The mortar rounds destroyed the house, but Meehan's relief at hitting the target quickly changed.

"We received word that there was an innocent family ... huddled inside that house that I'd just destroyed," he says. "Trying to reconcile what I'd just done ... I was just overwhelmed with disbelief and guilt immediately."

Meehan says he struggles with the memory of that incident every day. Now retired, he lives with traumatic brain injury and post-traumatic stress disorder. He wrote about his experiences in a memoir, Beyond Duty: Life on the Frontline in Iraq.

Meehan is far from alone living with his invisible wounds. The National Council on Disabilities says up to 40 percent of veterans from the wars in Iraq and Afghanistan suffer from one of these "signature injuries."

Aymen Salihee lives in Baghdad, 6,000 miles from Meehan. Like Meehan, the 37-year-old civil engineer is a father to young boys. He suffers from a different Army mistake.

In 2005, an American sniper in Baghdad shot Salihee's brother, Yasser, by mistake. Yasser was driving when he made a wrong turn onto a street that had been cleared by soldiers.

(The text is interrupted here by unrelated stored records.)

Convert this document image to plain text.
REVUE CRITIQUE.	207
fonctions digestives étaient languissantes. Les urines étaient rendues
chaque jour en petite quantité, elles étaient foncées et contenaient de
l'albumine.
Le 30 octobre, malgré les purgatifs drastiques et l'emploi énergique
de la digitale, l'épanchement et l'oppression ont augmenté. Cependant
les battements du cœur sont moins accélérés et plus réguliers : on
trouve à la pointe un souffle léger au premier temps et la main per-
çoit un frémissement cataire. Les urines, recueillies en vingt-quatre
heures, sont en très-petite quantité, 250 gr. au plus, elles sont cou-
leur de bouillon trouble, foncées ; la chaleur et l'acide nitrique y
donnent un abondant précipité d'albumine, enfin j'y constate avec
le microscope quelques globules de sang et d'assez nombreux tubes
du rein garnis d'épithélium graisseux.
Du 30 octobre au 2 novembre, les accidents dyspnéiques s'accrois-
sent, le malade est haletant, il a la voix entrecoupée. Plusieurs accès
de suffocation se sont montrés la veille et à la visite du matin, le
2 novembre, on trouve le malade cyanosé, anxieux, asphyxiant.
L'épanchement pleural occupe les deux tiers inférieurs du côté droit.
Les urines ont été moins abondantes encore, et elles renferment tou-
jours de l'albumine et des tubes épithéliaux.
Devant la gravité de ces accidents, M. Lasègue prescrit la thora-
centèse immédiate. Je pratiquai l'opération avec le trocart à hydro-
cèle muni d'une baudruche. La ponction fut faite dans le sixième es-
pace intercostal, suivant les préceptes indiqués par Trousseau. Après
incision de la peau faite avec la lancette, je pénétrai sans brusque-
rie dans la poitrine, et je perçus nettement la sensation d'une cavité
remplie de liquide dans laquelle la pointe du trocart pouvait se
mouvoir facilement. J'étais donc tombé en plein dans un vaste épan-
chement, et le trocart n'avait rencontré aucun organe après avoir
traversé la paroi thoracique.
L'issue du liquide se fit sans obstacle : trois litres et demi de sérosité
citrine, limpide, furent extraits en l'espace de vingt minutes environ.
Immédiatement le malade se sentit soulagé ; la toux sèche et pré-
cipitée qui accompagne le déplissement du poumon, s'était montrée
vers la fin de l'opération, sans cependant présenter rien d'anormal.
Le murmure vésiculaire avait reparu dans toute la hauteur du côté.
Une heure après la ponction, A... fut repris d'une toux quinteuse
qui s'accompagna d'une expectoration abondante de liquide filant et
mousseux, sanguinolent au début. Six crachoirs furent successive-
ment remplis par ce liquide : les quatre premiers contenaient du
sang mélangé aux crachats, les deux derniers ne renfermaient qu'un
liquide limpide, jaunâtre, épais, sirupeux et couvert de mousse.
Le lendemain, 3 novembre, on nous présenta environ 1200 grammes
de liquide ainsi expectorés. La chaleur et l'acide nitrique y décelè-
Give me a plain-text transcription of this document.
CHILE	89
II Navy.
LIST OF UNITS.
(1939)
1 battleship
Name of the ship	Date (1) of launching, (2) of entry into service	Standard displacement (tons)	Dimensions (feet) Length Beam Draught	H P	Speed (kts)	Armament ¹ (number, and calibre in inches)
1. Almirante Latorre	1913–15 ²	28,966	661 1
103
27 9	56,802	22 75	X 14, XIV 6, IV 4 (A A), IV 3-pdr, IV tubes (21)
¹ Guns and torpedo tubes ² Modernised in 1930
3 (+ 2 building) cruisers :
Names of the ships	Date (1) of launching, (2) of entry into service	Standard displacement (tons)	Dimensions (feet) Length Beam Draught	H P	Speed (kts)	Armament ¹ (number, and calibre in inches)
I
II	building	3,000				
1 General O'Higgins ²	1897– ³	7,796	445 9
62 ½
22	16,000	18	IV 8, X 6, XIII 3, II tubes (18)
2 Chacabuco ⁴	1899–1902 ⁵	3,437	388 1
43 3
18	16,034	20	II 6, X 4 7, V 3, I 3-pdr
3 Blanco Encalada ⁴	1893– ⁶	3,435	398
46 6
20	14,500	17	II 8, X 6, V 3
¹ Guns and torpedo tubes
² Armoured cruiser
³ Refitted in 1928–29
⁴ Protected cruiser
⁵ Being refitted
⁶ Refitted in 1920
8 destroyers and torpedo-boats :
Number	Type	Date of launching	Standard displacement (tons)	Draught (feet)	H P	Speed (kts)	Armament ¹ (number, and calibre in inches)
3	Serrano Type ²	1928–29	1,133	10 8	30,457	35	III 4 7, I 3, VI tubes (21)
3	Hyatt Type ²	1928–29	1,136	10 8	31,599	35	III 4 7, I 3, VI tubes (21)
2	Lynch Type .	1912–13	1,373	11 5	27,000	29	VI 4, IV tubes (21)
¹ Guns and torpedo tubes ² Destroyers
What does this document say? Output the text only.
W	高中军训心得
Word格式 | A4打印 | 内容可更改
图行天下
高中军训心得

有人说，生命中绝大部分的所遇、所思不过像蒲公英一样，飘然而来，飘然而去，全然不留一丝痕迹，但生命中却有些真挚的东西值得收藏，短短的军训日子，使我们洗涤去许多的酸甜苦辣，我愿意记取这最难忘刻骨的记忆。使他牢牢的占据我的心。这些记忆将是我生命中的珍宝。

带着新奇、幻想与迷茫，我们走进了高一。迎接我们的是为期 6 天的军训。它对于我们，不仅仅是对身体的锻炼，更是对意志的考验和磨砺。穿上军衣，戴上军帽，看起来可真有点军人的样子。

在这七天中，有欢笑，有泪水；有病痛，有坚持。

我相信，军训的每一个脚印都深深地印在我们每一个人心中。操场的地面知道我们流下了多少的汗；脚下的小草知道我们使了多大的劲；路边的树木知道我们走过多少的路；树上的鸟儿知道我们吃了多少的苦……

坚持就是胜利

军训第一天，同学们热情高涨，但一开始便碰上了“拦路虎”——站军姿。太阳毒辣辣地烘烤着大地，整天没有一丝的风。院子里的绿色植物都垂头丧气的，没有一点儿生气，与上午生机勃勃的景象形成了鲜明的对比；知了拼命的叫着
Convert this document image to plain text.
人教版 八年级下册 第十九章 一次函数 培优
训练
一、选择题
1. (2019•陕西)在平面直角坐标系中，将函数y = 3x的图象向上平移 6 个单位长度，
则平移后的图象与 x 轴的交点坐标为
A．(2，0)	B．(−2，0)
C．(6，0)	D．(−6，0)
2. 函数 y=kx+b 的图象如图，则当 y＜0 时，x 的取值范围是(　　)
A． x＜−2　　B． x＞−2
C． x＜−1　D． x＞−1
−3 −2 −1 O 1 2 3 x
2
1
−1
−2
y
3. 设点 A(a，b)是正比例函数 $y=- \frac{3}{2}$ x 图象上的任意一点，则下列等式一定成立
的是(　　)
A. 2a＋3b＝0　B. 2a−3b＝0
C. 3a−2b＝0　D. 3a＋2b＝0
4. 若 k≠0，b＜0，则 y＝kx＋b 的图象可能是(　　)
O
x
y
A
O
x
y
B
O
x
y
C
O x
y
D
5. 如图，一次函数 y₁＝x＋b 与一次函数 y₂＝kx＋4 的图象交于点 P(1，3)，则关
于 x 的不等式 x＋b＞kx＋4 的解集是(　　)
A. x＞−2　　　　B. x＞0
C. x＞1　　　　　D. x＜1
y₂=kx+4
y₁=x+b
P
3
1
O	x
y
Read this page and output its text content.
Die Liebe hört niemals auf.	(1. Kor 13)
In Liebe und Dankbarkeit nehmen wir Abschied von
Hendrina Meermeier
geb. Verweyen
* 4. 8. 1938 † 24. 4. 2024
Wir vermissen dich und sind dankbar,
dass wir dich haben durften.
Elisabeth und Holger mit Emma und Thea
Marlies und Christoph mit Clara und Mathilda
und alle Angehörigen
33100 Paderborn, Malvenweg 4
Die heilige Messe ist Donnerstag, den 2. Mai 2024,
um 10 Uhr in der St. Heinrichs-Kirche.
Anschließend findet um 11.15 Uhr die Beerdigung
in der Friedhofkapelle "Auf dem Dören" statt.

"Suddenly, he faced two American soldiers," Salihee says. "One of them shot in the front of his car, and the other shot him directly in his head, without any warning shots from the Americans."

Though time has passed, Aymen Salihee is pessimistic about Iraq's future.

"It's not good; it's not better," he says. "At this time, it makes no difference between Saddam's regime and now."

Iraq Today

American taxpayers have spent about $60 billion on rebuilding Iraq, and a Boston University tally finds about $8 billion has been requested for Iraq spending this year. A recent inspector general's report to Congress, however, shows the huge costs have yielded too few results.

"It's really striking to contemplate how invisible the American footprint has become here," says Ernesto Londono, a Washington Post correspondent covering the anniversary in Baghdad. "You look around at the neighborhoods where Americans invested a lot of money and there's very little that is visible."

Londono was in Baghdad at the peak of sectarian bloodshed in 2007. Today, he says, the picture is better.

"Some people are doing very well," he tells Lyden. "You see a surprising amount of wealth on the street. ... Iraqis are more plugged in digitally than they've ever been. This used to be a hugely repressed ... [and] now Iraqis have one or two cellphones, and everyone is on Facebook."

But sectarian tension is still evident, Londono says, especially at the political level; many Sunnis accuse the Shiite-dominated government of being authoritarian. At the street level, however, he says things have changed dramatically.

"At the end of sectarian war in 2008, there came a point where people realized that they were being set up by hard-line groups ... and they were being foolishly pushed into this really brutal fight," he says. "But the war definitely left scars; the neighborhoods that were mixed before are nowhere near as mixed now."

Hadley says the country now faces encroachment from Iran and the sectarian war in Syria.

The fear, he says, is that if the opposition is successful in toppling Bashar Assad in Syria, that sentiment might bleed over into Iraq and spark a sectarian war to topple Maliki. With the complete withdrawal of U.S. troops from the nation, he says, Iraq is not getting needed support.

"The United States is not playing the role it needs to play in terms of helping Iraq get through this difficult transition period," he says.

As for the future of the U.S. role in Iraq, the American presence has shifted from the military to the CIA, which is covertly helping Iraq build up its counterterrorism operations.